The direction of the Earth's rotation axis it's not really fixed in space, during the time he have a slightly movement - precession - very similar to a spinning top (see Nutation). This effect it's mainly due to the attraction produced by the Sun and the Moon.

    Due to the precession, the Celestial North Pole (placed near the star a Ursula Minoris, or Polaris) it's hanging around the Ecliptic's North Pole with a period of about 26000 years. As a consequence the Vernal Equinox (the intersection of the equator with the ecliptic), is late in about 50'' per year over the ecliptic.

    Even the plane of the ecliptic is also not fixed in space, due to the force devoted by the planets on the Earth this plane spin around the "line of the nodes", being the present value for this rotation of 47'' per century.

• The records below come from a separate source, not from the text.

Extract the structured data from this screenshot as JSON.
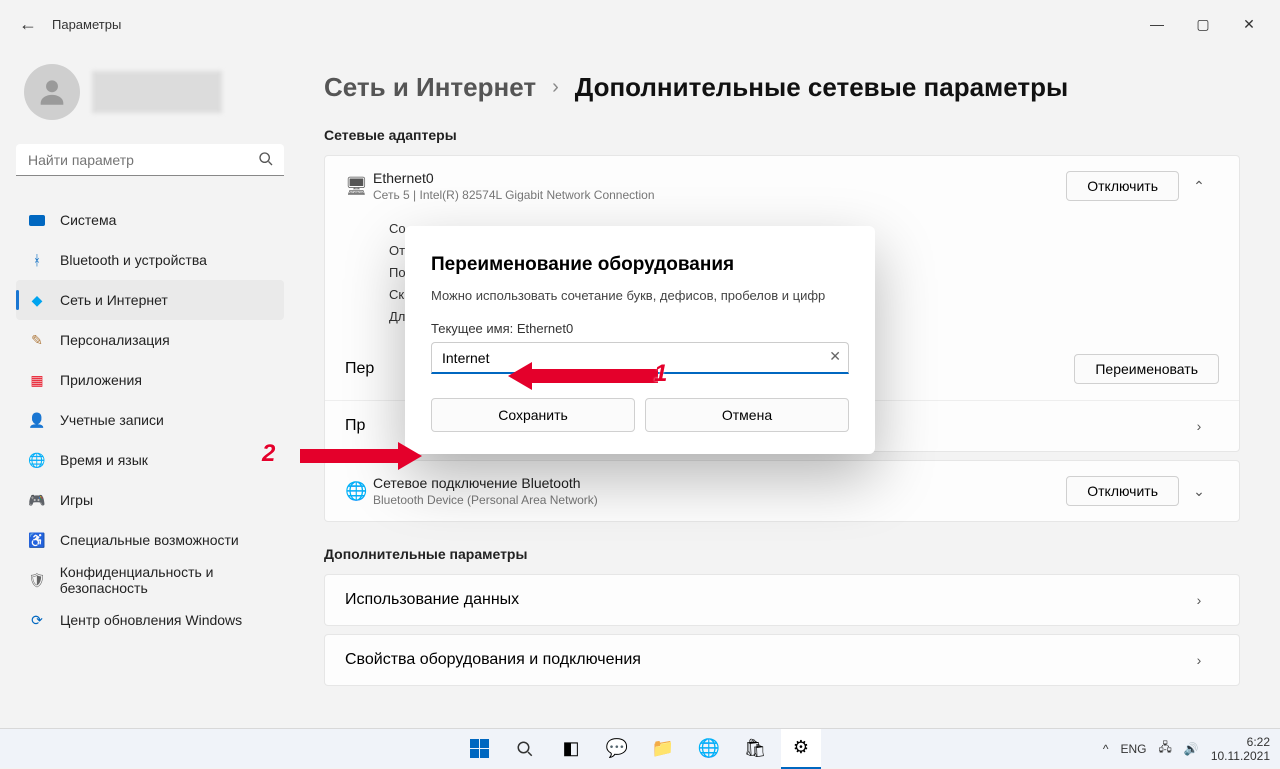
{
  "app_title": "Параметры",
  "search_placeholder": "Найти параметр",
  "nav": [
    {
      "label": "Система"
    },
    {
      "label": "Bluetooth и устройства"
    },
    {
      "label": "Сеть и Интернет"
    },
    {
      "label": "Персонализация"
    },
    {
      "label": "Приложения"
    },
    {
      "label": "Учетные записи"
    },
    {
      "label": "Время и язык"
    },
    {
      "label": "Игры"
    },
    {
      "label": "Специальные возможности"
    },
    {
      "label": "Конфиденциальность и безопасность"
    },
    {
      "label": "Центр обновления Windows"
    }
  ],
  "crumb": {
    "parent": "Сеть и Интернет",
    "current": "Дополнительные сетевые параметры"
  },
  "sections": {
    "adapters": "Сетевые адаптеры",
    "more": "Дополнительные параметры"
  },
  "adapter1": {
    "name": "Ethernet0",
    "sub": "Сеть 5 | Intel(R) 82574L Gigabit Network Connection",
    "disable": "Отключить",
    "props": [
      "Со",
      "От",
      "По",
      "Ск",
      "Дл"
    ],
    "rename_action": "Пер",
    "rename_btn": "Переименовать"
  },
  "adapter2": {
    "name": "Сетевое подключение Bluetooth",
    "sub": "Bluetooth Device (Personal Area Network)",
    "disable": "Отключить"
  },
  "card_usage": "Использование данных",
  "card_hwprops": "Свойства оборудования и подключения",
  "modal": {
    "title": "Переименование оборудования",
    "hint": "Можно использовать сочетание букв, дефисов, пробелов и цифр",
    "current_label": "Текущее имя: Ethernet0",
    "value": "Internet",
    "save": "Сохранить",
    "cancel": "Отмена"
  },
  "annotations": {
    "one": "1",
    "two": "2"
  },
  "tray": {
    "lang": "ENG",
    "time": "6:22",
    "date": "10.11.2021"
  }
}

    The plane of the ecliptic, the one of the equator and the Vernal equinox are fundamental and the origin of two systems of coordinates over the celestial sphere: the ecliptic coordinates (longitude l and latitude b) and the equatorials coordinates (right ascension a and declination d). So, due to precession the "fixed" star coordinates are always being changed.

    In this section the main objective is to determinate a procedure to convert the right ascension a and the declination d of a star given a certain epoch and equinox to the values referred to another epoch and equinox. I. e., we are going to determinate the Mean Position of the star taking the effects of precession and proper motion into account.

    The following formulas can be used in the calculation of the annual precession in right ascension and declination:

Da = m + n ´ sin(a)tan(d) + m_a

Dd = n ´ cos(a) + m_d

    To the calculation of Da the value used to n should be expressed in seconds of time (^s).